Should I remove the skin?

No — leave it on for baking. The skin protects the flesh from drying out and becomes deliciously crispy. It also holds the fillet together. Remove the skin after cooking if you don't want to eat it (easy to slide off).

Wild vs farmed salmon — which is better?

Wild is leaner, more intensely flavored, more colorful, and generally considered healthier. Farmed is fattier, milder, and more reliably available year-round. Both work for this recipe. For weeknight reliability, farmed Atlantic is easier; for special occasions, wild king or sockeye is exceptional.

Can I use frozen salmon?

Yes — thaw overnight in the refrigerator (never at room temperature or in hot water). Pat very dry before baking. Frozen-at-sea wild salmon is often higher quality than "fresh" supermarket fillets that have been sitting.

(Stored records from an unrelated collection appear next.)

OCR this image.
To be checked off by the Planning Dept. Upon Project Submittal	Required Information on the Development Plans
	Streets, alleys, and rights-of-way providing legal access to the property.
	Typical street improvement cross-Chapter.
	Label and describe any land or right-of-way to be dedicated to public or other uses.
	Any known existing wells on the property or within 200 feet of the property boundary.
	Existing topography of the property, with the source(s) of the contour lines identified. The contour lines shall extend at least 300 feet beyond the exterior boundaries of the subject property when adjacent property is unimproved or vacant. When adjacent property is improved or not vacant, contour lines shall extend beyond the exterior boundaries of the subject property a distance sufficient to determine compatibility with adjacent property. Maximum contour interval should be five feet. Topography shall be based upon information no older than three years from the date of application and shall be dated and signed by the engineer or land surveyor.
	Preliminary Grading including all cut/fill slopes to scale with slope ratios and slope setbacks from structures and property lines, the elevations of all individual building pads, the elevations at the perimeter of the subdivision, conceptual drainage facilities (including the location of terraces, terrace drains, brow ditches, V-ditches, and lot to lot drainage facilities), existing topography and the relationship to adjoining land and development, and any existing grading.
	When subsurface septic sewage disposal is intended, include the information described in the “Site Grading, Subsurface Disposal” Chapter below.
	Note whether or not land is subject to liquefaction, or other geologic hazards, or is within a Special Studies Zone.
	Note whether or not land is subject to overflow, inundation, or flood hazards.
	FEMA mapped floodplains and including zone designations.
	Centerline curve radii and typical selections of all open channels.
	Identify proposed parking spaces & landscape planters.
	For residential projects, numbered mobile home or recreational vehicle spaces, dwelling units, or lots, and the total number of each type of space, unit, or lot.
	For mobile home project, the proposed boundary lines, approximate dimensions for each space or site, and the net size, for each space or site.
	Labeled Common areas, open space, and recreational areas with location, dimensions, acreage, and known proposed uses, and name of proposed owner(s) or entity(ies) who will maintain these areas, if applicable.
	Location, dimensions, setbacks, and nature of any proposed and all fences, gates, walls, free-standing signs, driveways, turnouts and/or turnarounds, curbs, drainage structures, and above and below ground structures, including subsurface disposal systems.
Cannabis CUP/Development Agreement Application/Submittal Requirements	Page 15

What if my asparagus is thicker than my salmon?

Pre-roast the asparagus for 3 to 5 minutes before adding the salmon. Conversely, for pencil-thin asparagus, wait until the last 6 minutes to add it. Aim to have everything finish at the same time.

Can I make this ahead?

Better to prep components ahead (trim asparagus, halve tomatoes, mix garlic-butter sauce) and bake fresh. Salmon is at its best straight from the oven — reheated salmon is dry and rubbery.

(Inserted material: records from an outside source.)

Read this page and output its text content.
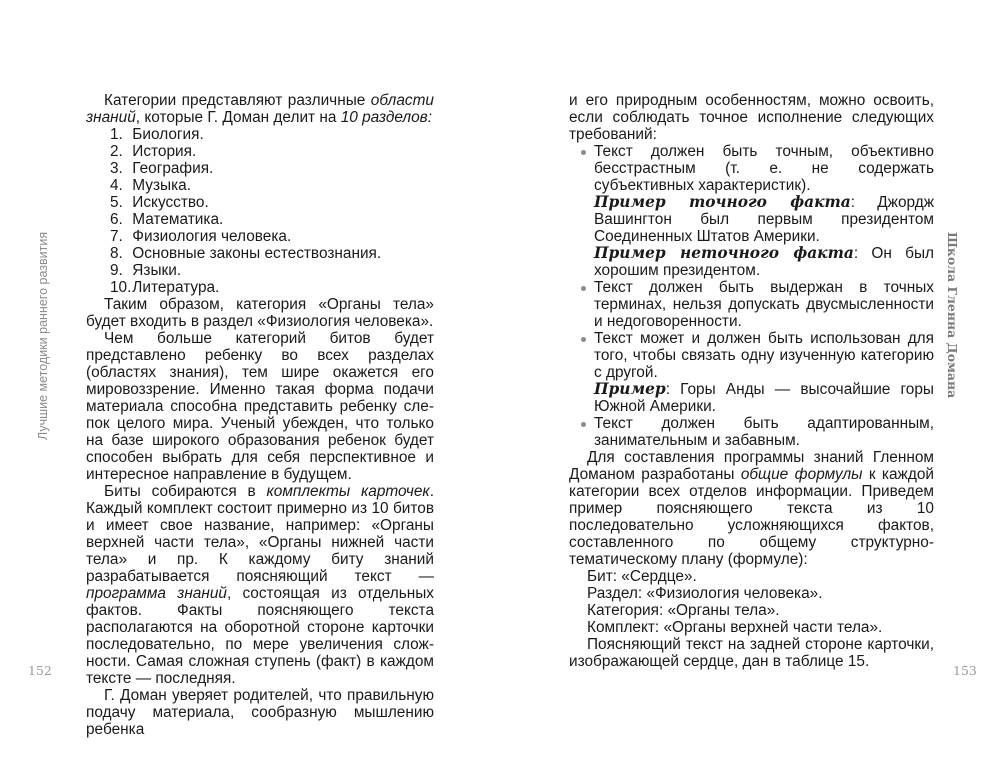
Лучшие методики раннего развития
152

Категории представляют различные области знаний, которые Г. Доман делит на 10 разделов:

1. Биология.
2. История.
3. География.
4. Музыка.
5. Искусство.
6. Математика.
7. Физиология человека.
8. Основные законы естествознания.
9. Языки.
10. Литература.

Таким образом, категория «Органы тела» будет входить в раздел «Физиология человека».

Чем больше категорий битов будет представлено ребенку во всех разделах (областях знания), тем шире окажется его мировоззрение. Именно такая форма подачи материала способна представить ребенку слепок целого мира. Ученый убежден, что только на базе широкого образования ребенок будет способен выбрать для себя перспективное и интересное направление в будущем.

Биты собираются в комплекты карточек. Каждый комплект состоит примерно из 10 битов и имеет свое название, например: «Органы верхней части тела», «Органы нижней части тела» и пр. К каждому биту знаний разрабатывается поясняющий текст — программа знаний, состоящая из отдельных фактов. Факты поясняющего текста располагаются на оборотной стороне карточки последовательно, по мере увеличения сложности. Самая сложная ступень (факт) в каждом тексте — последняя.

Г. Доман уверяет родителей, что правильную подачу материала, сообразную мышлению ребенка

Школа Гленна Домана
153

и его природным особенностям, можно освоить, если соблюдать точное исполнение следующих требований:

Текст должен быть точным, объективно бесстрастным (т. е. не содержать субъективных характеристик).

Пример точного факта: Джордж Вашингтон был первым президентом Соединенных Штатов Америки.

Пример неточного факта: Он был хорошим президентом.

Текст должен быть выдержан в точных терминах, нельзя допускать двусмысленности и недоговоренности.

Текст может и должен быть использован для того, чтобы связать одну изученную категорию с другой.

Пример: Горы Анды — высочайшие горы Южной Америки.

Текст должен быть адаптированным, занимательным и забавным.

Для составления программы знаний Гленном Доманом разработаны общие формулы к каждой категории всех отделов информации. Приведем пример поясняющего текста из 10 последовательно усложняющихся фактов, составленного по общему структурно-тематическому плану (формуле):

Бит: «Сердце».

Раздел: «Физиология человека».

Категория: «Органы тела».

Комплект: «Органы верхней части тела».

Поясняющий текст на задней стороне карточки, изображающей сердце, дан в таблице 15.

Is this safe for pregnant people?

Yes, when cooked to the USDA-recommended 145°F internal temp. The FDA advises pregnant people, young children, older adults, and anyone immunocompromised to cook fish to 145°F — not the lower chef-preference temps (125–130°F) you see in restaurants. If that describes someone at your table, use a thermometer and hit 145°F.

What should I serve with this?

It's complete as-is. Optional additions: crusty bread for sauce-sopping, a simple lemon-garlic rice, mashed potatoes, a green salad, or quinoa. One sheet pan = dinner, though.